La notte prima della partenza.
Piena di angoscia, paura e speranza.
Sarah non la pensava così: lei aveva molta fiducia in questo viaggio e in quello che doveva realizzare a Cambridge.
Aveva già preparato tutto. 
Vestiti, scarpe, cellulare, iPod, piastra, smalti e trucchi erano da qualche parte in una delle tre valigie vicino alla porta della sua camera.
Aveva preparato anche un'altra borsa e un'altra più piccola per tenervi libri e oggetti essenziali.
Riguardo ad Erin, beh, lei quella notte dormiva e basta.
I suoi bagagli erano lì, pronti.
Non pensava a nulla, si era ripromessa di svegliarsi come in un giorno normale, di non piangere perchè avrebbe lasciato la madre sola.
Voleva che tutto apparisse una grande opportunità per lei -come, del resto era- e non voleva mostrarsi impreparata agli occhi degli altri.
Avrebbe fatto subito una buona impressione con i professori e si sarebbe fatta valere per ciò che era.

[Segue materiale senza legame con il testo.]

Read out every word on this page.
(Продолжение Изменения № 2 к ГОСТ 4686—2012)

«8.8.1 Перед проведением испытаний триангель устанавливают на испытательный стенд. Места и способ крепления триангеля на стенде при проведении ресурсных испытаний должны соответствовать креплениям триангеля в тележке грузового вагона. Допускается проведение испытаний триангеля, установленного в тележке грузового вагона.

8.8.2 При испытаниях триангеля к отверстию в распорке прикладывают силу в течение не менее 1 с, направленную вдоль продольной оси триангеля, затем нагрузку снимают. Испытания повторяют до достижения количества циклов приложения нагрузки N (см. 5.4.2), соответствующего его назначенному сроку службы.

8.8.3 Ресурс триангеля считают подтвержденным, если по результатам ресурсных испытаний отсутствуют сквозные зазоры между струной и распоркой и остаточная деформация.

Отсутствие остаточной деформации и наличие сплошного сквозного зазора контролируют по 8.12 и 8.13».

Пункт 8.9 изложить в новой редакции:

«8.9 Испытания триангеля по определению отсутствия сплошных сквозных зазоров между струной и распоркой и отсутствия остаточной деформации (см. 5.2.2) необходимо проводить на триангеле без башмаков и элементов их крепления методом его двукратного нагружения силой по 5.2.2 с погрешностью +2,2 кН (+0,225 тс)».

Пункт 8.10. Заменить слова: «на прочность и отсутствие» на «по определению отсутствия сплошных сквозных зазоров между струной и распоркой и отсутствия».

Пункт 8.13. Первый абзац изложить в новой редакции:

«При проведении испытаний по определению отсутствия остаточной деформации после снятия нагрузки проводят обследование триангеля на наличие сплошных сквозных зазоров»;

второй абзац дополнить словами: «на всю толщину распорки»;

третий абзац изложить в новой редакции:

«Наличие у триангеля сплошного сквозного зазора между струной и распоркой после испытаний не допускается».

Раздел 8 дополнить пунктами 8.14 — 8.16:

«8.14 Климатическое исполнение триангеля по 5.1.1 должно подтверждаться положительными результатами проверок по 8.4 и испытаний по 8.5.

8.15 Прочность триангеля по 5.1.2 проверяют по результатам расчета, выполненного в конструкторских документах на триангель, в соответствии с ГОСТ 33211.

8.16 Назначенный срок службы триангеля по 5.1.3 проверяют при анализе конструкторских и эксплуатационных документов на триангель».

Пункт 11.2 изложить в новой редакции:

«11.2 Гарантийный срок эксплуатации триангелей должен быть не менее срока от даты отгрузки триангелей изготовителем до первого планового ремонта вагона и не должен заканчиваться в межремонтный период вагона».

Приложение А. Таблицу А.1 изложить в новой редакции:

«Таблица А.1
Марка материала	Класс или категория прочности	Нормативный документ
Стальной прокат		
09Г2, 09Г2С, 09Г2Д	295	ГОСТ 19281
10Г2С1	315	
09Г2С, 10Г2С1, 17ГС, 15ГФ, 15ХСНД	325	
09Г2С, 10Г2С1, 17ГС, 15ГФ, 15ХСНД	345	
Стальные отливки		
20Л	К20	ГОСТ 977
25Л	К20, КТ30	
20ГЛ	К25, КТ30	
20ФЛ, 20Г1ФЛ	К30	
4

Sì, è vero, prima non le andava di partire e di trasferirsi nell'università, ma la gioia che aveva provato quando aveva aperto la busta gialla con Sarah le aveva fatto cambiare idea.
Aveva pensato alla loro amicizia per prima.
Pensava che grazie alla loro ammissione, avrebbero trascorso più tempo insieme e, magari, avrebbero fatto nuove conoscenze.
Ah, questa era la cosa che Erin desiderava di più al mondo. 
Al liceo aveva pochi amici e voleva che all'università ci fossero tipi interessanti da aggiungere alla lista.
Ma la cosa che più voleva era conoscere un ragazzo, sì, uno di quelli che ti lasciano senza fiato, uno di quelli che ti amano per davvero.
Ci sarebbe mai riuscita?
Era questa la domanda che la tormentava giorno e notte.
Sapeva di non essere perfetta, ma voleva trovare una persona che l'apprezzasse per ciò che era.
Se esistesse, il ragazzo perfetto per Erin avrebbe avuto gli occhi verdi, i capelli castani e sarebbe stato più alto di lei. 
Poi sarebbe stato un tipo affettuoso e sempre disponibile a darle un passaggio se lei si fosse ritrovata a piedi.
Ma fu proprio in quell'istante che un altro sogno prese il sopravvento su quella notte così tranquilla.
 
C'erano due occhi verdi e brillanti davanti ai suoi.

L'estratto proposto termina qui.